Ну, я, естественно, за науку поблагодарил не без иронии, но выводы сделал прямо
противоположные, о чём потом не раз и распространялся с насмешкой и в лицах в
нашей гримёрке на четверых, где находил я, само собой, полное понимание, ибо их
ремесло освоенное мы, молодые, наблюдали день изо дня и иначе как рутиной
назвать его не могли, а уж наставник мой непрошенный тот и вовсе в своём
"овладении" из спектакля в спектакль одну и ту же роль играл - себя любимого.
Словом, проигнорировал я своевременное предупреждение - и зря, так как прав был
старый актёр на все сто в своей проверенной лицедейской мудрости: лучше нашему
брату на ремесленных штампах выезжать и тем роль спасать, чем проваливаться в
ней с треском, искусства пытаясь достичь с негодными средствами. Искусство-то
наше всё в выполнении сценических задач заключается, и тут порой чем проще и
жестче каркас задач этих, тем надёжней роль твоя выстроена и тем легче тебе
исполнять её, ничего не забывая, вперемежку с другими, играемыми и
репетируемыми, и я, как всякий актёр (по крайней мере, в репертуарном театре), с
неизбежностью этого упрощения тоже столкнулся, но при всём том своим
профессиональным кредо делать его не стал, в отличие от остальных. И присказку
худрука нашего, "Театр - искусство грубое", я вскоре возненавидел, как, впрочем,
и его самого, с его сноровистыми, мастеровитыми сколачиваньями "крепких
сценических действий" новых и новых спектаклей, разнящихся исключительно
оформлением да, может быть, авторским текстом, и для меня представляющих
сплошную однообразную череду "кусков" и эпизодов, построенных, я не спорю,
технологически правильно, но чудовищно примитивно, и сцепленных с помощью
всяческой машинерии, света и музыки в единый механизм, воздействующий на эмоции
зала довольно точно, но приёмами и вправду грубыми до откровенного комикования
или надрывной душещипательности. И я никак не хотел быть винтиком подобного
механизма, я хотел тонкости и сложности в своей игре, соответствовавших бы моей
"органике", моей природной эмоциональной пластичности, за которую так хвалили
меня в училище, я хотел не грубости и упрощения, а, наоборот, виртуозности
предлагаемых мне на сцене задач, из которой бы только и могла родиться полифония
моего исполнительского искусства, где стихия была бы отточенно совершенна в своём
разнообразии, а не хлестала бы балаганным сырцом "разыгрывания ситуации", как
случалось у наших корифеев, когда они, как они выражались, "купались в роли".

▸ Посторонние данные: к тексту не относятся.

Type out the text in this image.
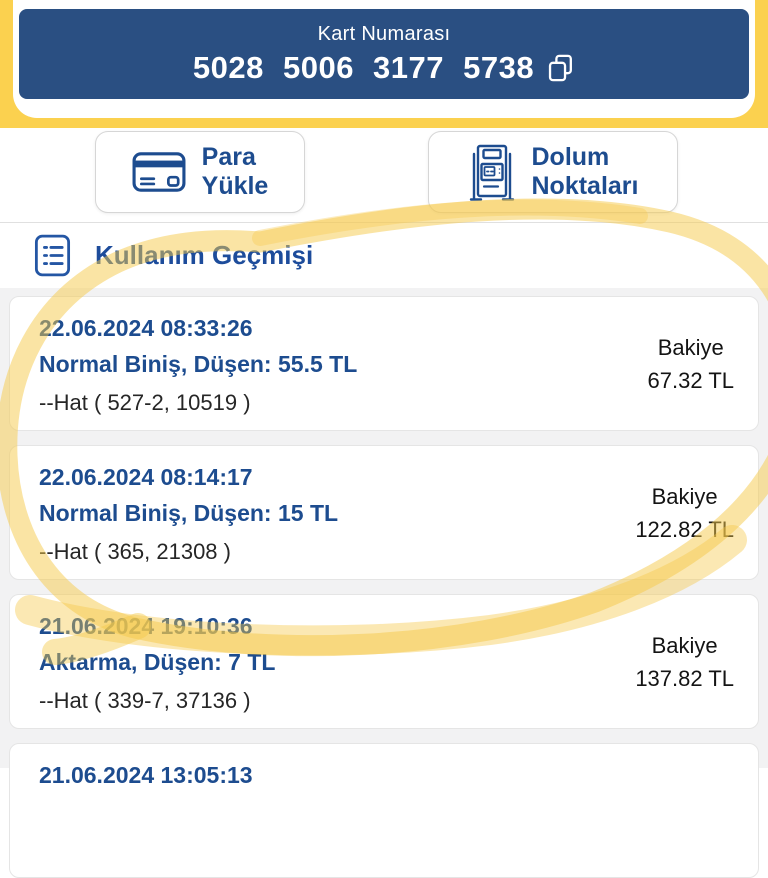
Kart Numarası
5028 5006 3177 5738
Para
Yükle
Dolum
Noktaları
Kullanım Geçmişi
22.06.2024 08:33:26
Normal Biniş, Düşen: 55.5 TL
--Hat ( 527-2, 10519 )
Bakiye
67.32 TL
22.06.2024 08:14:17
Normal Biniş, Düşen: 15 TL
--Hat ( 365, 21308 )
Bakiye
122.82 TL
21.06.2024 19:10:36
Aktarma, Düşen: 7 TL
--Hat ( 339-7, 37136 )
Bakiye
137.82 TL
21.06.2024 13:05:13
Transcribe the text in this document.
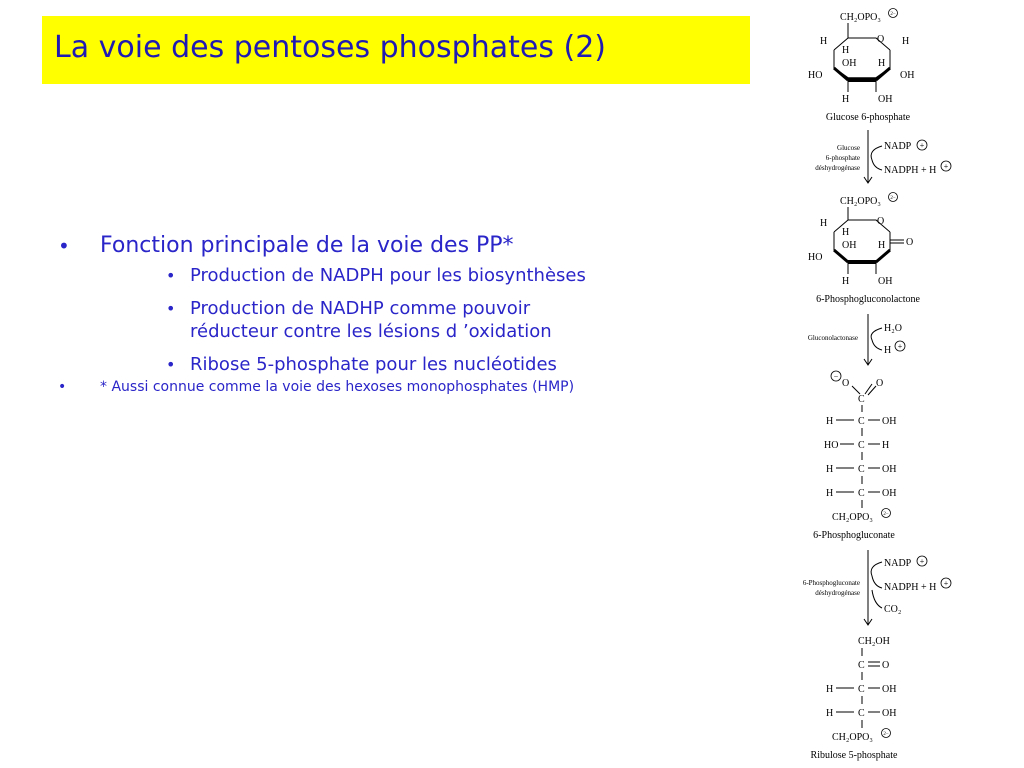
La voie des pentoses phosphates (2)
• Fonction principale de la voie des PP*
• Production de NADPH pour les biosynthèses
• Production de NADHP comme pouvoir réducteur contre les lésions d ’oxidation
• Ribose 5-phosphate pour les nucléotides
• * Aussi connue comme la voie des hexoses monophosphates (HMP)
CH₂OPO₃ 2−
O
H
H
OH H
H
HO	OH
H	OH
Glucose 6-phosphate
Glucose
6-phosphate
déshydrogénase
NADP +
NADPH + H +
CH₂OPO₃ 2−
O
O
H
H
OH H
HO
H	OH
6-Phosphogluconolactone
Gluconolactonase
H₂O
H +
−
O	O
C
H C OH
HO C H
H C OH
H C OH
CH₂OPO₃ 2−
6-Phosphogluconate
6-Phosphogluconate
déshydrogénase
NADP +
NADPH + H +
CO₂
CH₂OH
C O
H C OH
H C OH
CH₂OPO₃ 2−
Ribulose 5-phosphate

Говорю же, искусства я возжелал, творчества постоянного и подлинного, а реальный
театр редко идёт навстречу таким желаниям, он их обычно в актёрскую
самодеятельность отодвигает, на малую сцену, или же вообще в подвальные студии
для посвящённых, где и твой профессиональный статус оказывается под вопросом, и
заработки. Конечно, будь я умней, я бы сперва карьеру какую-никакую сделал и имя
бы приобрёл, прежде чем кочевряжиться и конфликтовать, да ещё с теми, от кого
моя судьба в театре целиком и полностью зависела, но я и талантлив был, и
успехом был избалован, а потому дерзил я, нисколько не думая, какая реакция на
мою дерзость последует. Реакция же была вполне предсказуема: после серии
индивидуальных попыток наставить меня на путь истинный мэтры накляузничали
худруку, что я совсем отбился от рук, и тот, посмотрев на ближайшем спектакле
одну из сцен с моим участием, вызвал меня к себе в кабинет "на ковёр", общаясь
со мной, как у него всегда получалось в кабинете, параллельно с чтением и
подписыванием служебных бумаг и разговорами по телефону.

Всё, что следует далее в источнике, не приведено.